Tucson Book Ban Is Just More Anti-Latino Rhetoric

By Richard G. Santos

The State of Arizona has been foremost in anti-Mexican American legislation, ordinances and rhetoric in recent years. National boycotts and the U.S. Department of Justice and even the U.S. Supreme Court have failed to normalize the Republican-controlled hate movement. Maricopa County Sheriff Joe Arpaio and Arizona Superintendent of Public Education John Huppenthal continue to thumb their noses and wear their prejudices, intolerance and ignorance with pride.

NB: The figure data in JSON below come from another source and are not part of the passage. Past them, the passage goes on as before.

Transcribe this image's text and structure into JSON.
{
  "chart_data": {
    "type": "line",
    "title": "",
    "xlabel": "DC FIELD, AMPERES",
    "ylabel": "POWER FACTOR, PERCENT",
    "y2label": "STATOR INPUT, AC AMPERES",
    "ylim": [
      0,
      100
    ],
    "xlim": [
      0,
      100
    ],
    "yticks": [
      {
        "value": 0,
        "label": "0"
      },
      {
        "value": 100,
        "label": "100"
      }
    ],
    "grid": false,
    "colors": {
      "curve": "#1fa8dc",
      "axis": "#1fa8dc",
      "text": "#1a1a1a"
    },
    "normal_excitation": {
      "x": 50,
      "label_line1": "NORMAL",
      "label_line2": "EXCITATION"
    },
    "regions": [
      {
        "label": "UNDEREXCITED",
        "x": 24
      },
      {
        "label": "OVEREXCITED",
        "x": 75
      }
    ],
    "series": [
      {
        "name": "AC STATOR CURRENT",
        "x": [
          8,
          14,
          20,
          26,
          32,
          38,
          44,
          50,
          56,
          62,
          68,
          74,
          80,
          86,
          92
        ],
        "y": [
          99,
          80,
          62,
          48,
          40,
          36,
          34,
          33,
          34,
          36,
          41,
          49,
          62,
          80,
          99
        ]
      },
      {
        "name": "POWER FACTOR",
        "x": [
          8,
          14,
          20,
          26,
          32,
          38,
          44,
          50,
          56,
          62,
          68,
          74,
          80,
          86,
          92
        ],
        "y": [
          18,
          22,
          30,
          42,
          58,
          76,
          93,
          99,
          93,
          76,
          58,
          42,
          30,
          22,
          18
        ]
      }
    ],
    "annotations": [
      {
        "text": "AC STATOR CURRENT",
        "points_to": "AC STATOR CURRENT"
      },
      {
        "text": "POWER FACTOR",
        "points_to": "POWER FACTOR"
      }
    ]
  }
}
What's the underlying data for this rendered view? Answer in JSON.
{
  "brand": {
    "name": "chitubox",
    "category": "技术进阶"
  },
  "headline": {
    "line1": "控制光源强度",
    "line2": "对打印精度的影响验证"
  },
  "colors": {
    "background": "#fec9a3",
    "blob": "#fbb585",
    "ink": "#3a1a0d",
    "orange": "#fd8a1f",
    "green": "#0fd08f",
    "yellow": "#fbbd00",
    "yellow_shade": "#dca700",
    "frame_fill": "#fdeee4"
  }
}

It should be noted that Huppenthal ran for office and was elected on the promises that he would “do away with la raza.” Not surprising, within the last two weeks Huppenthal ordered the Tucson School District to suspend its Mexican American studies classes and issued a list of some 100 books to be immediately removed from its classrooms and library. Most were written by Spanish surnamed and Native American authors.

The list of banned books ranges from the ridiculous to the insane. 

Also, among the books banned from the classroom were: Shakespeare’s play “The Tempest,” and “Civil Disobedience” by American author H. D. Thoreau. Also removed: “Pedagogy of the Oppressed” by Paulo Freire, the Declaration of Independence, “Cross-Examining American Ideology” by Howard Zinn, “Ten Little Indians” by Sherman Alexie and “A Different Mirror: A History of Multicultural America” by Ronald Takaki, Sandra Cisneros’ “Women Hollering Creek” and “Curandera” by Carmen Tafolla, “Bless Me Última,” by Rodolfo Anaya and many others by non-Spanish surnamed authors and poets.

In defending their action, Cara Rene, Tucson School District Communications Director stated the books have not been banned — merely removed from the classrooms and libraries and sent to the school district’s storage facility. The books “are still available through the TUSD library system,” according to the district. The immediate reaction has been an outcry from teachers, authors, political activists and civil rights activists of diverse ethnic, racial and educational background. Moreover, politically active Latinos are boosting the Democratic party membership in Arizona and elsewhere assuring that whoever the Republican presidential candidate may be, he will not be getting the Latino vote.

It seems as if the Republican presidential candidates, not to mention state anti-Latino laws such as in Arizona and Georgia, are guaranteeing the majority of the Latino vote will go to the Democratic party. As it currently stands, the Republican presidential candidates will have done a good job of killing each other at the polls while seemingly guaranteeing the re-election of President Barack Obama. Meanwhile, for Latinos in this country, such exaggerated Republican party-generated, anti-Mexican, anti-immigrant rhetoric has had the unfortunate consequence of increasing hate crimes against people who “look” Latino.

Richard G. Santos is an international research historian and retired university professor who lives in Pearsall, Texas.